Former British tennis star and expert commentator Sue Barker says that after the current break, she thinks World no. 1 Novak Djokovic may end up with the most Grand Slam singles titles. Speaking to the Daily Mail, Barker says she never thought any player would break Roger Federer’s record but now the Serb looked quite poised to break the all-time record.
“The men’s game is so beautifully poised with Novak Djokovic, Roger Federer and Rafael Nadal vying to win the most Grand Slams. Maybe Djokovic now will end up with the most.
I never thought anyone would catch Roger — it’s amazing to think that when he won (Wimbledon) in 2012 that was his 17th, and Novak only had five.” Barker, a former World No 3 and French Open champion in 1976, says she would love to see Serena Williams win her 24th Grand Slam singles title on the women’s side. “It would have been fascinating to see how that developed.
In the women’s game, I do genuinely feel for the first time in years we are seeing a young group who are really going to dominate.

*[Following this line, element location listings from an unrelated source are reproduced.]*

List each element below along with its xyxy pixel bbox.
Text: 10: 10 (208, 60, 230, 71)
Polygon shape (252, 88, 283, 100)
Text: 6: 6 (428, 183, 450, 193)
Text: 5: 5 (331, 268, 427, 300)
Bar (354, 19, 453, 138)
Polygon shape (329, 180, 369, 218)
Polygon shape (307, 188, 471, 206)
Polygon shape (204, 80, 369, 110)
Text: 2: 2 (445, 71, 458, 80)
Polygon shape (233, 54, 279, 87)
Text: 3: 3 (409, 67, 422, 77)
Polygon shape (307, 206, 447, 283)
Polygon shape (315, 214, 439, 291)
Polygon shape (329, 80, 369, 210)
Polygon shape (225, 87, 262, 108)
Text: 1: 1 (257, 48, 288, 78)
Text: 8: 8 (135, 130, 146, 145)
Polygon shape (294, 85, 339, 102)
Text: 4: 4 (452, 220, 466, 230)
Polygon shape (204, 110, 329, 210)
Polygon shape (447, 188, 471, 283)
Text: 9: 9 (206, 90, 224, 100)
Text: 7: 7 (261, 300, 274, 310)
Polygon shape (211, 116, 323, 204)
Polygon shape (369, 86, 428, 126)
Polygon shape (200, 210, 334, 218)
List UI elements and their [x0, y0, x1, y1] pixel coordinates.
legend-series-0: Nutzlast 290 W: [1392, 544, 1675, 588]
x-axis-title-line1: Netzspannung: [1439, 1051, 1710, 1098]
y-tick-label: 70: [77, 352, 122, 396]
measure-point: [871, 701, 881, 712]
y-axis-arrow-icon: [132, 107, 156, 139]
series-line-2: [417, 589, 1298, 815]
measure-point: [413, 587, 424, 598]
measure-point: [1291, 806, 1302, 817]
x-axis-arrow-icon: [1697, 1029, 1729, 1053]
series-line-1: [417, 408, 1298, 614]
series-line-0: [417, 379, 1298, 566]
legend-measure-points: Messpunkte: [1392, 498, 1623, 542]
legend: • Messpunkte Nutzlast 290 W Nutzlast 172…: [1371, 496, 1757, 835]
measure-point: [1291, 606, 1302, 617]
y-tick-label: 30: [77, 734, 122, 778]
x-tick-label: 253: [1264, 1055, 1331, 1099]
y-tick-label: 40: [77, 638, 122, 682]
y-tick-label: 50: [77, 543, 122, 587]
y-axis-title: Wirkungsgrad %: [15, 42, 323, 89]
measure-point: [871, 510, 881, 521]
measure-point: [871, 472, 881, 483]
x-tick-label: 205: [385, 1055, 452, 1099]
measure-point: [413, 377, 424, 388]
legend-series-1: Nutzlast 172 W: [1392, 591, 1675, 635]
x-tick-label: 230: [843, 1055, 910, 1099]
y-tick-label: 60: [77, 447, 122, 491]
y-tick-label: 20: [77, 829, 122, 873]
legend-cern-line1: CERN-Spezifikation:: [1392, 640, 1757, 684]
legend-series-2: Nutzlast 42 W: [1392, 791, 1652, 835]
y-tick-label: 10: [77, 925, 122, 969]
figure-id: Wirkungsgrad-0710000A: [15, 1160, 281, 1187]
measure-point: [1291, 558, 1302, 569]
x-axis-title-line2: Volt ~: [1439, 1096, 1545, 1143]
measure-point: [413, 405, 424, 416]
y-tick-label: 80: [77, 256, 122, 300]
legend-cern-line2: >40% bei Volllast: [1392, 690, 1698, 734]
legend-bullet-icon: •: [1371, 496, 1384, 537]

You get the feeling with Coco Gauff and Bianca Andreescu that they are going to become household names, and that is what we need, not just players winning a big tournament and then fading. I would love to see Serena Williams win her 24th (Grand Slam title) because I think she deserves it, but time is ticking on and Wimbledon this summer was a big chance for her, as well as being Roger’s big chance.’ Barker adds that she has been inspired by tennis legend Billie Jean King – one of the pioneering founders of the WTA Tour – without whom she would not have been able to accomplish as much as she did.
“I remember Billie Jean telling me as she was approaching retirement, “You are the next generation and you have to take over and make sure you promote us. If anyone asks for an interview, you just do it. We have to sell it or we won’t have a tour.
I used to play 38 weeks a season as a top-10 player and make about £100,000 per year, so it was very different then. Perhaps other than athletics, tennis has produced more female superstars than any other sport, and a lot of that is down to Billie Jean.
In broadcasting it was the same. She taught me the mentality to go out and do it, and not be afraid to try. Without her I wouldn’t have been able to do so much of what I have managed. I have done every Wimbledon for the BBC since 1993, starting on the highlights show with Harry Carpenter.
Des Lynam was there and I was in awe of working with two legends. It changed my life.’